Inherent Simplicity defines the following patterns as Pull Seasonality, meaning the environment defines the demand pattern for the organization without the organization being able to do anything about it:

Seasons in the year affecting the consumption of certain SKUs.

Holidays or events geographically affecting where certain SKUs will be consumed, more or less.

Inherent Simplicity defines the following patterns as Push Seasonality, meaning the organization, for various reasons that should be verified, takes actions that create a peak in demand in the market. These patterns include the following:

Promotions—very similar to holidays in nature as they are short and create a spike in demand. They are generally followed by a low period in demand.

A known price increase—many times an organization will announce an increase in product prices becoming effective at a point in time. Customers generally stock up on the item before the price increase. They are generally followed by a low period in demand.

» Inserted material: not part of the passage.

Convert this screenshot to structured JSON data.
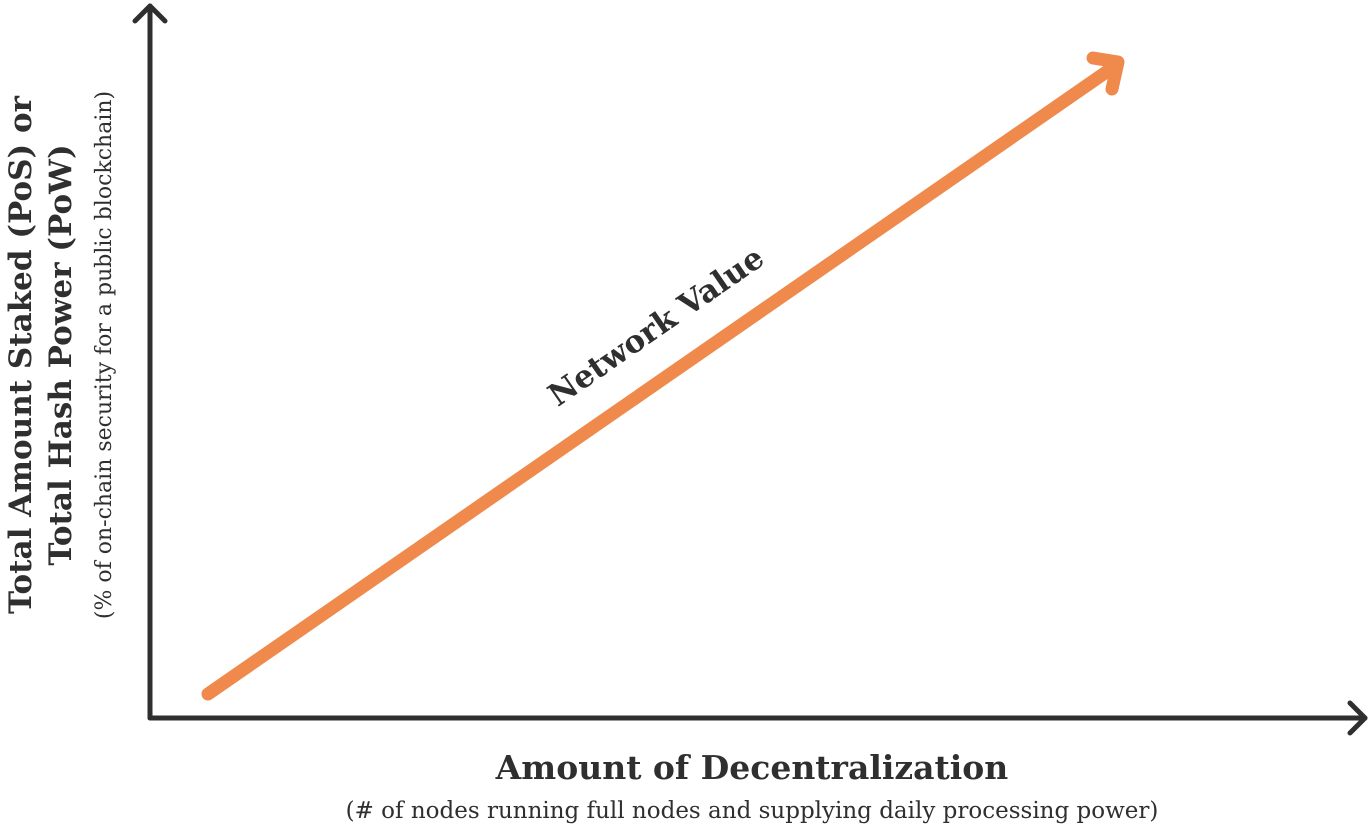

Financial period end seasonality—measurements of salespeople that focus on quarterly or yearly quotas usually create a kind of seasonality in which sales go up sharply before the period ends and down sharply at the start of the next period, caused by pulling orders ahead toward the end of the period. Note: this can also be created from the budget management of the clients—toward the end of a period, they try to take advantage of all unused budgets for purchasing. They are generally followed by a low period in demand.

Two Different Changes


Each of these situations has a beginning and an end, which Inherent Simplicity29 defines as Sharp Demand Changes (SDCs). In the previous descriptions, the beginning SDC is (usually) the event that causes an increase in demand and the end SDC signals the sudden end of the increased demand and a return to “normal” or below normal demand.